The enormous spikes in infection and death rates that occurred in October, after the vacation season was over, have thankfully been coming back down as a result of limitations on social gatherings and the enforcement of masking rules. The next step is the distribution of a vaccine. That will happen through the National Health Service, but it hasn’t started yet. As with other countries, medical personal and first responders will receive it first. Then, likely, elderly citizens. Although there is a modest ant-vax movement in Italy, it doesn’t seem to feed itself on fantastical conspiracy theories about Bill Gates’ plans for world domination, 5G towers, and nefarious nanotechnologies. Since Italians appreciate their medical system, they trust their doctors to offer sound advice. We certainly trust our local dotteressa. 

At home, we are not just watching movies on Netflix and Amazon Prime, although we do a lot of that as well. I have found a source of more unusual, out of the mainstream films. I am plowing through a big stack of books, and am working on a new book of my own. I’m continuing to work with the editor of my current book-in-progress, although he recently informed me that he is bedridden with a fever and a severe cough. We both hope it is just a typical winter flu.

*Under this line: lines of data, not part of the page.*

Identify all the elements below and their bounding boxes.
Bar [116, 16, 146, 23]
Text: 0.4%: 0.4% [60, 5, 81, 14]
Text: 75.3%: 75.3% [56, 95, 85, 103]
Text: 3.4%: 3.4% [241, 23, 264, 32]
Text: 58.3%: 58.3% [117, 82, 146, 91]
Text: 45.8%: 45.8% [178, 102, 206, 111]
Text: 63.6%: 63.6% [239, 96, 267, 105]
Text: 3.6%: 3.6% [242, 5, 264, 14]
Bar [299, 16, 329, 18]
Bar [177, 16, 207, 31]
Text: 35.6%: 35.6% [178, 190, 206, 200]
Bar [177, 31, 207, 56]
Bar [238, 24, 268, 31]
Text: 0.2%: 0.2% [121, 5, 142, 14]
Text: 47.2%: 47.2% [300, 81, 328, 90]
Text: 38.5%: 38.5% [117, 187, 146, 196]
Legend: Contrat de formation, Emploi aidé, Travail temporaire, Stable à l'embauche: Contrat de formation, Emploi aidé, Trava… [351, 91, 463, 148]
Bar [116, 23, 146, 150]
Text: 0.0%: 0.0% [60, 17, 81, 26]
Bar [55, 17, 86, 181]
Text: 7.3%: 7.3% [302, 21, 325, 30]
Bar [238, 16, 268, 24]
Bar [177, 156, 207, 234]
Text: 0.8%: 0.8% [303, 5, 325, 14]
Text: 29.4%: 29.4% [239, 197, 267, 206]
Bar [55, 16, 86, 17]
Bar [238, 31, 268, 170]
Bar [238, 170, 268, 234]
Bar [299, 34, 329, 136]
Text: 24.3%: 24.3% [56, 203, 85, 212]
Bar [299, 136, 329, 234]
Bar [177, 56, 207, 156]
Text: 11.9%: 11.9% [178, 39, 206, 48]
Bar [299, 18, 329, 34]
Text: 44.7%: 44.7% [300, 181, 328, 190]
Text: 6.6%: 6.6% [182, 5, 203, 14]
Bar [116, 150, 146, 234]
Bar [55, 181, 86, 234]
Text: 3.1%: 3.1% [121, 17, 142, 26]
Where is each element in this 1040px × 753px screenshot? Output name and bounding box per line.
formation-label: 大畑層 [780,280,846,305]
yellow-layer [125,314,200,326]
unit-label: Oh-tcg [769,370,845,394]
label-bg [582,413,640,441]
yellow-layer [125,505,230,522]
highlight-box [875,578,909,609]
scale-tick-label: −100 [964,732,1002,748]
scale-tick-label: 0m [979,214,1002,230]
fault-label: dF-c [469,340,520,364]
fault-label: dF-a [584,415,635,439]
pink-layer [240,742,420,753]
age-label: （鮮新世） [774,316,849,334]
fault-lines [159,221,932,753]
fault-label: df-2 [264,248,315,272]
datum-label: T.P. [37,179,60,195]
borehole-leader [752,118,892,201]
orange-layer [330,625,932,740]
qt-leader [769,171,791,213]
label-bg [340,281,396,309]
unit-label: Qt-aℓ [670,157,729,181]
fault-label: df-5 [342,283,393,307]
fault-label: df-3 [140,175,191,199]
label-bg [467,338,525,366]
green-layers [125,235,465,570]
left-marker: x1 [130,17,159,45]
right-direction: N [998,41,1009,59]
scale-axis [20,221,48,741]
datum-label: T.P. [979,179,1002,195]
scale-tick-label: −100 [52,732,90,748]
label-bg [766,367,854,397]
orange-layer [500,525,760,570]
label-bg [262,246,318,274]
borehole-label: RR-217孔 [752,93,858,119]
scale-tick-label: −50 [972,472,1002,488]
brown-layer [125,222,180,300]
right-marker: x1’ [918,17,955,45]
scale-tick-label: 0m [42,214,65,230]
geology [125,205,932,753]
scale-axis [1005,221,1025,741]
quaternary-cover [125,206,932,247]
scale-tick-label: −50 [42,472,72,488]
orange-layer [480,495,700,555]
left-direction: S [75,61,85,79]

Meanwhile my skills in setting up and engaging in zoom calls have become refined. And I have learned to enjoy concerts and theatrical productions on-line. Unlike live showings, it is possible to see the performers close-up. Some performances are so expertly staged for small-screen viewing that they have given me goose bumps. Ironically, it took a global pandemic for people to figure out a new art form.

As I write this, it is snowing and very gusty outside; the shutters framing each window are lightly banging against the solid masonry walls. We are warm. We feel safe. We are well. And we know we are more fortunate than many people in the world. We will get through this, together and separately.

Wherever you are, I wish you all “Buone Feste!”

Mark Hinshaw
Mark Hinshaw
Mark Hinshaw is a retired architect and city planner who lived in Seattle for more than 40 years. For 12 years he had a regular column on architecture for The Seattle Times and later was a frequent contributor to Crosscut. He now lives in a small hill town in Italy.


  1. Mark, enjoy the leavening spirit of your posts. Reminds me of living in central Mexico for awhile during the Vietnam war. The value of perspective. In your case, geographic and poetic. Thanks.

  2. Mark, sounds like you choose your new well and that you have made many friends. Both of you are probably fluent in Italian now.
    So far COVID hasn’t come to the Florentine. Everyone is masked and following the guidelines.
    We are healthy but COVID spooked. I really enjoy reading your posts!
    Happy New Year!

  3. Mark, a well-written story as usual. I am impressed with the degree of Italian citizen compliance with the “rules”. Certainly not the case in the U.S. or in Central Mexico where we live. The virus is on the increase here to which we have become even more vigilant if that is possible – staying at home and leaving the house only when absolutely necessary. We send our best to you both, hoping that 2021 will bring positive change.